Even though 3D printing has been used to make amazing tributes to very futuristic video games such as Fallout 4, it’s quite remarkable that chess – one of the oldest games still around – has also been repeatedly 3D printed. Remember this 3D printed chess set inspired by Game of Thrones? The ability to reimagine the two armies through 3D printing is especially fascinating, and Romanian designer Lucian Popescu gone for a particularly elegant concept for his 3D printed Pandov Chess Set. He has combined the classic white-black setup with a gorgeous, simple style: light against darkness, a simple elegance against imposing might.

There is something remarkable about the game of chess, which has been played in essentially the same way for more than 500 years. Lucian, an experienced 3D printer, felt that importance on his shoulders as he chose this project to work on. “I have been playing with 3D printing for several years and I came to see it as the perfect means to actually embody the things I imagine,” he tells 3ders.org. “I took the entire creation process of the Pandov Chess Set on a very personal level – I imagined that if I finish the project, I would be the winner of the game of chess.”
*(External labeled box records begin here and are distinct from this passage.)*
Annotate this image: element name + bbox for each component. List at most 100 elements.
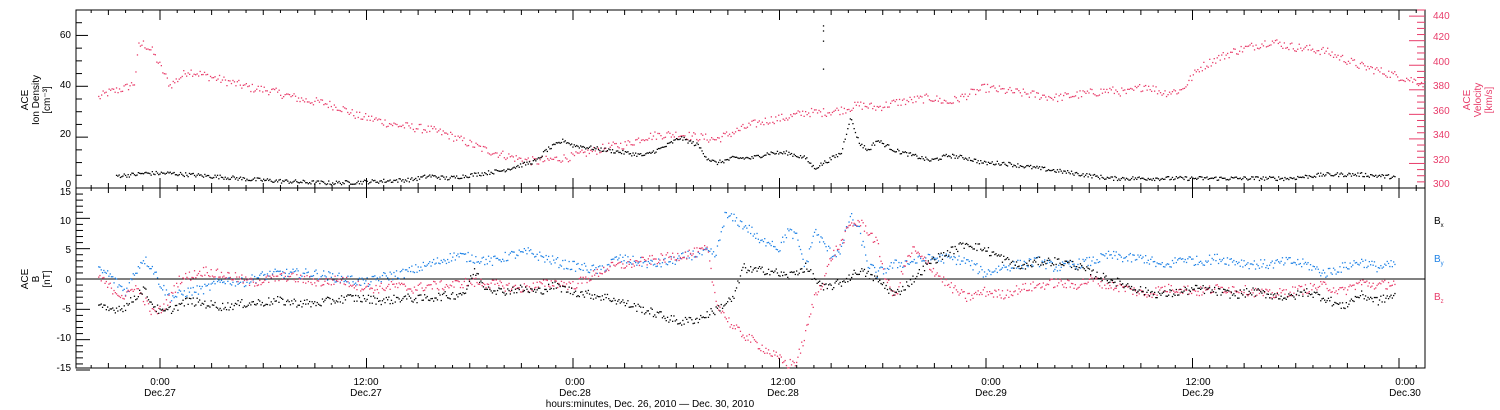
bz-point bbox=[613, 264, 615, 266]
density-point bbox=[852, 123, 854, 125]
velocity-point bbox=[472, 146, 474, 148]
by-point bbox=[831, 255, 834, 258]
bx-point bbox=[528, 291, 531, 294]
bz-point bbox=[332, 279, 334, 281]
bx-point bbox=[275, 300, 277, 302]
by-point bbox=[881, 266, 883, 269]
by-point bbox=[1124, 257, 1126, 259]
velocity-point bbox=[1246, 45, 1248, 48]
velocity-point bbox=[139, 45, 142, 47]
bz-point bbox=[1040, 287, 1042, 289]
bx-point bbox=[349, 294, 352, 296]
bz-point bbox=[1234, 290, 1236, 292]
by-point bbox=[210, 283, 212, 285]
bz-point bbox=[847, 226, 849, 228]
density-point bbox=[1193, 178, 1195, 180]
by-point bbox=[512, 251, 514, 253]
velocity-point bbox=[827, 112, 829, 114]
by-point bbox=[987, 269, 990, 271]
bx-point bbox=[888, 292, 890, 294]
velocity-point bbox=[1110, 89, 1112, 91]
density-point bbox=[1252, 176, 1254, 178]
velocity-point bbox=[1215, 62, 1217, 64]
bz-point bbox=[914, 250, 917, 252]
bx-point bbox=[117, 310, 119, 312]
density-point bbox=[1111, 176, 1114, 178]
by-point bbox=[302, 272, 304, 274]
bz-point bbox=[866, 232, 868, 234]
bx-point bbox=[872, 279, 874, 282]
velocity-point bbox=[156, 61, 158, 63]
by-point bbox=[407, 270, 409, 273]
velocity-point bbox=[1230, 51, 1232, 53]
by-point bbox=[1387, 262, 1390, 265]
bz-point bbox=[797, 356, 799, 358]
bx-point bbox=[760, 268, 762, 270]
density-point bbox=[564, 140, 566, 142]
by-point bbox=[890, 262, 892, 264]
by-point bbox=[670, 256, 672, 258]
by-point bbox=[444, 260, 446, 262]
bz-point bbox=[349, 284, 352, 286]
velocity-point bbox=[906, 99, 908, 102]
density-point bbox=[238, 177, 240, 179]
bz-point bbox=[1078, 286, 1080, 288]
density-point bbox=[1023, 167, 1025, 169]
velocity-point bbox=[858, 105, 860, 107]
density-point bbox=[822, 162, 825, 165]
bz-point bbox=[387, 285, 389, 288]
bx-point bbox=[338, 297, 340, 300]
density-point bbox=[141, 172, 143, 175]
bz-point bbox=[289, 275, 292, 278]
by-point bbox=[190, 287, 192, 289]
bz-point bbox=[206, 272, 208, 274]
bz-point bbox=[1155, 287, 1157, 289]
bz-point bbox=[960, 289, 963, 291]
velocity-point bbox=[1006, 91, 1008, 93]
density-point bbox=[360, 180, 362, 183]
bz-point bbox=[531, 290, 533, 292]
bz-point bbox=[610, 261, 612, 264]
velocity-point bbox=[168, 85, 170, 87]
bz-point bbox=[224, 277, 226, 279]
density-point bbox=[344, 180, 347, 182]
density-point bbox=[917, 157, 919, 160]
bz-point bbox=[1393, 280, 1395, 282]
bz-point bbox=[1320, 281, 1322, 283]
bz-point bbox=[1208, 285, 1211, 287]
velocity-point bbox=[1136, 87, 1138, 89]
bx-point bbox=[159, 308, 161, 310]
bx-point bbox=[704, 317, 706, 319]
bx-point bbox=[611, 300, 614, 302]
bz-point bbox=[1056, 285, 1059, 287]
bx-point bbox=[743, 263, 745, 265]
density-point bbox=[939, 158, 941, 160]
velocity-point bbox=[763, 124, 765, 126]
velocity-point bbox=[1382, 73, 1384, 75]
bx-point bbox=[274, 300, 276, 302]
bx-point bbox=[663, 315, 665, 317]
bz-point bbox=[509, 290, 511, 293]
by-point bbox=[173, 296, 175, 299]
bz-point bbox=[1357, 282, 1359, 285]
by-point bbox=[200, 288, 202, 290]
velocity-point bbox=[1098, 94, 1101, 96]
velocity-point bbox=[1064, 92, 1066, 94]
bz-point bbox=[964, 297, 967, 299]
bx-point bbox=[603, 298, 605, 301]
density-point bbox=[952, 153, 954, 155]
bz-point bbox=[1240, 291, 1243, 293]
bx-point bbox=[559, 285, 561, 288]
by-point bbox=[1350, 266, 1353, 268]
density-point bbox=[668, 142, 670, 144]
by-point bbox=[1284, 262, 1286, 264]
bx-point bbox=[477, 273, 479, 275]
by-point bbox=[498, 259, 500, 261]
velocity-point bbox=[251, 83, 253, 86]
bx-point bbox=[560, 291, 563, 293]
by-point bbox=[236, 281, 238, 283]
by-point bbox=[774, 246, 776, 248]
density-point bbox=[801, 157, 803, 159]
by-point bbox=[687, 250, 689, 252]
by-point bbox=[507, 259, 509, 262]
While some 3D printed chess sets become completely unrecognizable in what they represent, Lucian decided to take his inspiration from the actual game as it has been presented for hundreds of years: light against dark. “[I saw it as] two conflicting sides, one that evolves upwards and the other downwards. The reduction in volume came also as a necessity to align with the production requirements,” he explains. And that is clearly visible in his designs. The white army is almost angelic in its appearance, featuring a slender lightness that resembles men and women wearing robes that flare at the bottom. The black army, in contrast, seems almost angry, with heavy shoulders standing up menacingly. And yet, the Pandov Chess set is clearly a single entity that logically belongs together.
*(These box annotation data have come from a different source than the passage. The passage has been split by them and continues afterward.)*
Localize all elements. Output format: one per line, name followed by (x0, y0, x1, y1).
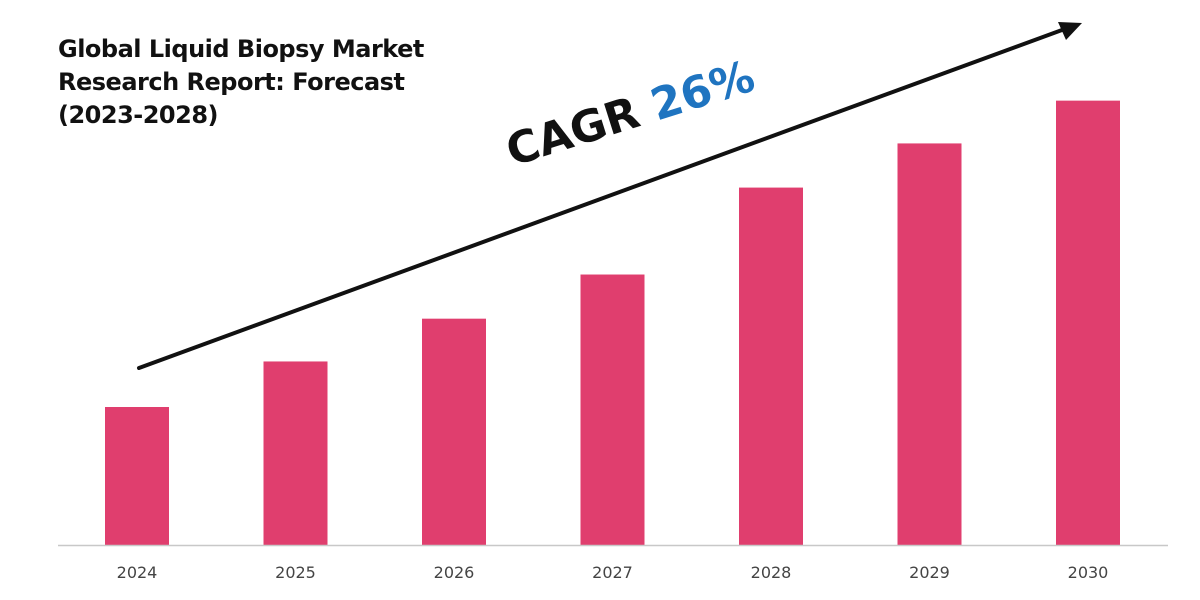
bars-group (105, 100, 1120, 546)
bar-2024 (105, 407, 169, 545)
trend-arrow-head (1058, 22, 1082, 40)
chart-title-line-1: Global Liquid Biopsy Market (58, 35, 424, 63)
x-tick-label: 2028 (751, 563, 792, 582)
trend-arrow-line (137, 28, 1064, 370)
x-tick-label: 2027 (592, 563, 633, 582)
bar-2027 (580, 274, 645, 545)
chart-title: Global Liquid Biopsy Market Research Rep… (58, 33, 478, 132)
trend-arrow (137, 22, 1082, 370)
x-tick-label: 2025 (275, 563, 316, 582)
x-tick-label: 2026 (434, 563, 475, 582)
x-tick-label: 2030 (1068, 563, 1109, 582)
chart-title-line-2: Research Report: Forecast (58, 68, 405, 96)
x-tick-labels: 2024 2025 2026 2027 2028 2029 2030 (117, 563, 1109, 582)
bar-2026 (422, 318, 486, 545)
chart-title-line-3: (2023-2028) (58, 101, 219, 129)
x-tick-label: 2029 (909, 563, 950, 582)
bar-2028 (739, 187, 803, 545)
bar-2029 (897, 143, 962, 546)
x-tick-label: 2024 (117, 563, 158, 582)
bar-2025 (263, 361, 328, 545)
bar-2030 (1056, 100, 1120, 545)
The designs themselves have been under development for some time, and some pieces have circulated the web before. However, the set is now completely finished, and both full armies are available through Lucian’s Shapeways page. This also means that 3D printing quality is guaranteed. “I used the 3D printing services available on Shapeways, which proved suitable for the detailed design of the Pandov Chess Set pieces. The Chess Set is available for print in nylon plastic, metal and steel,” he explains.

However, the set is also about more than chess. It’s also a design effort that explores the limits and potential of 3D printing, Lucian says. “From the very beginning I felt that experimenting with 3D printing would require some extra support, so I tried to bring together a team. We’re just beginning to collaborate and put our ideas into practice. The work we do can be best described as a sort of visual meditation based on shared ideas. We see Pandov as a means of exploring the limitless possibilities that 3D printing has to offer,” he explains.

But the experience has been very positive, and Lucian especially enjoyed the 3D printed results. Especially the white polymer prints convinced him to take light as their main medium, which will also be visible in their newest project: The Conflict Collection. “The collection bears the name Conflict as it focuses on visually expressing the idea of a primordial struggle. The struggle is staged through a series of 3D printed designs with a sculptural line,” he explains. “We imagined objects behaving as characters, evolving vertically as the conflict unfolds. Tension is expressed through changes in color, texture and light and also by the bringing together of contrasting materials, such as wood and polymer.”